Though Nancy and Ronnie were both more credulous regarding astrology than they cared to admit, Tumulty argues that both Regan and Quigley herself vastly exaggerated the scope of the star-reader’s influence. Her primary impact was on Ronnie’s schedule, with Quigley advising Nancy, about astrologically favorable dates and times for the President to make his moves. (Tumulty nails the dark irony of this risky approach, which supplied an outsider having no official security clearance with an intimate and continuously updated knowledge of the most specific details of the President’s schedule.) Nancy seems to have understood the practice as a crutch that gave her the illusion of control in a situation where even the best-guarded man on Earth could be felled by a madman’s bullet.
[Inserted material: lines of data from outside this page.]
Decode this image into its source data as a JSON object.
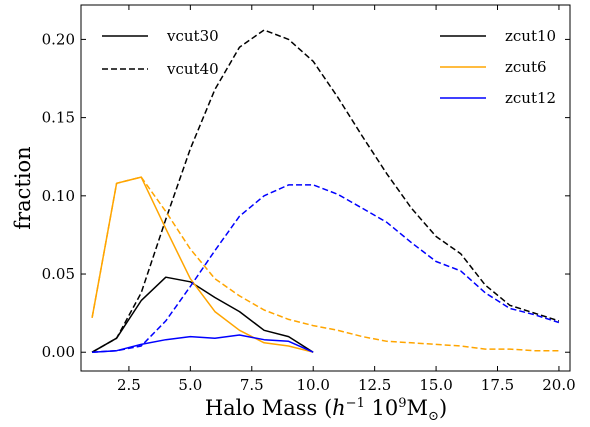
{
  "chart_data": {
    "type": "line",
    "title": "",
    "xlabel": "Halo Mass (h⁻¹ 10⁹M⊙)",
    "ylabel": "fraction",
    "xlim": [
      0.55,
      20.45
    ],
    "ylim": [
      -0.012,
      0.222
    ],
    "xticks": [
      2.5,
      5.0,
      7.5,
      10.0,
      12.5,
      15.0,
      17.5,
      20.0
    ],
    "xtick_labels": [
      "2.5",
      "5.0",
      "7.5",
      "10.0",
      "12.5",
      "15.0",
      "17.5",
      "20.0"
    ],
    "yticks": [
      0.0,
      0.05,
      0.1,
      0.15,
      0.2
    ],
    "ytick_labels": [
      "0.00",
      "0.05",
      "0.10",
      "0.15",
      "0.20"
    ],
    "grid": false,
    "legend_linestyle": [
      {
        "label": "vcut30",
        "dash": "solid"
      },
      {
        "label": "vcut40",
        "dash": "dashed"
      }
    ],
    "legend_series": [
      {
        "label": "zcut10",
        "color": "#000000"
      },
      {
        "label": "zcut6",
        "color": "#FFA500"
      },
      {
        "label": "zcut12",
        "color": "#0000FF"
      }
    ],
    "series": [
      {
        "name": "zcut10",
        "cut": "vcut30",
        "color": "#000000",
        "dash": "solid",
        "x": [
          1,
          2,
          3,
          4,
          5,
          6,
          7,
          8,
          9,
          10
        ],
        "y": [
          0.0,
          0.009,
          0.033,
          0.048,
          0.045,
          0.035,
          0.026,
          0.014,
          0.01,
          0.0
        ]
      },
      {
        "name": "zcut6",
        "cut": "vcut30",
        "color": "#FFA500",
        "dash": "solid",
        "x": [
          1,
          2,
          3,
          4,
          5,
          6,
          7,
          8,
          9,
          10
        ],
        "y": [
          0.022,
          0.108,
          0.112,
          0.079,
          0.047,
          0.026,
          0.014,
          0.006,
          0.004,
          0.0
        ]
      },
      {
        "name": "zcut12",
        "cut": "vcut30",
        "color": "#0000FF",
        "dash": "solid",
        "x": [
          1,
          2,
          3,
          4,
          5,
          6,
          7,
          8,
          9,
          10
        ],
        "y": [
          0.0,
          0.001,
          0.005,
          0.008,
          0.01,
          0.009,
          0.011,
          0.008,
          0.007,
          0.0
        ]
      },
      {
        "name": "zcut10",
        "cut": "vcut40",
        "color": "#000000",
        "dash": "dashed",
        "x": [
          1,
          2,
          3,
          4,
          5,
          6,
          7,
          8,
          9,
          10,
          11,
          12,
          13,
          14,
          15,
          16,
          17,
          18,
          19,
          20
        ],
        "y": [
          0.0,
          0.009,
          0.038,
          0.085,
          0.13,
          0.168,
          0.195,
          0.206,
          0.2,
          0.186,
          0.163,
          0.138,
          0.114,
          0.092,
          0.074,
          0.063,
          0.043,
          0.03,
          0.025,
          0.02
        ]
      },
      {
        "name": "zcut6",
        "cut": "vcut40",
        "color": "#FFA500",
        "dash": "dashed",
        "x": [
          1,
          2,
          3,
          4,
          5,
          6,
          7,
          8,
          9,
          10,
          11,
          12,
          13,
          14,
          15,
          16,
          17,
          18,
          19,
          20
        ],
        "y": [
          0.022,
          0.108,
          0.112,
          0.09,
          0.066,
          0.047,
          0.036,
          0.027,
          0.021,
          0.017,
          0.014,
          0.01,
          0.007,
          0.006,
          0.005,
          0.004,
          0.002,
          0.002,
          0.001,
          0.001
        ]
      },
      {
        "name": "zcut12",
        "cut": "vcut40",
        "color": "#0000FF",
        "dash": "dashed",
        "x": [
          1,
          2,
          3,
          4,
          5,
          6,
          7,
          8,
          9,
          10,
          11,
          12,
          13,
          14,
          15,
          16,
          17,
          18,
          19,
          20
        ],
        "y": [
          0.0,
          0.001,
          0.004,
          0.02,
          0.042,
          0.065,
          0.087,
          0.1,
          0.107,
          0.107,
          0.101,
          0.092,
          0.083,
          0.07,
          0.058,
          0.052,
          0.038,
          0.028,
          0.024,
          0.019
        ]
      }
    ]
  }
}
Certain key facts about Ronnie’s administration remain frustratingly unknowable; Tumulty understandably succumbs to the temptation to turn every stone to discover precisely what the President knew about the Iran-Contra transactions and when his incipient Alzheimer’s began to seriously impair his judgment. Her book is consistently enlightening, but some of that space might have been taken for more timely concerns like the Reagans’ views on race. Oddly, the author spends more time considering Edith Luckett’s racial attitudes than those of Ronnie, whose policies were so harmful to BIPOC communities and whose personal failings included the appallingly racist tropes he used in a recently-unearthed 1971 conversation with Richard Nixon.
By contrast, Tumulty is forthright in accounting Ronnie’s shameful neglect of the growing AIDS crisis. While she credits Nancy with a decisive role in finally forcing her husband to reckon with the disease, the biographer acknowledges that her subject characteristically helped Ronnie cover for his sins of omission both during his White House years and after. When Ronnie, with Nancy’s prompting, later said his administration did everything in its power to fight AIDS, Tumulty directly identifies the statement as an egregious falsehood.
The Triumph of Nancy Reagan is a confident, assured, readable (or, as the case may be, listenable) chronicle of a pivotal presidency as seen from the perspective of one of the most influential First Ladies in American history. The aptly-named audiobook narrator Kate Reading brings a gratifyingly dry sensibility to the proceedings, telling the story like your favorite no-nonsense aunt — and dipping into some priceless impressions, none better than Nancy herself. “Just say…no!”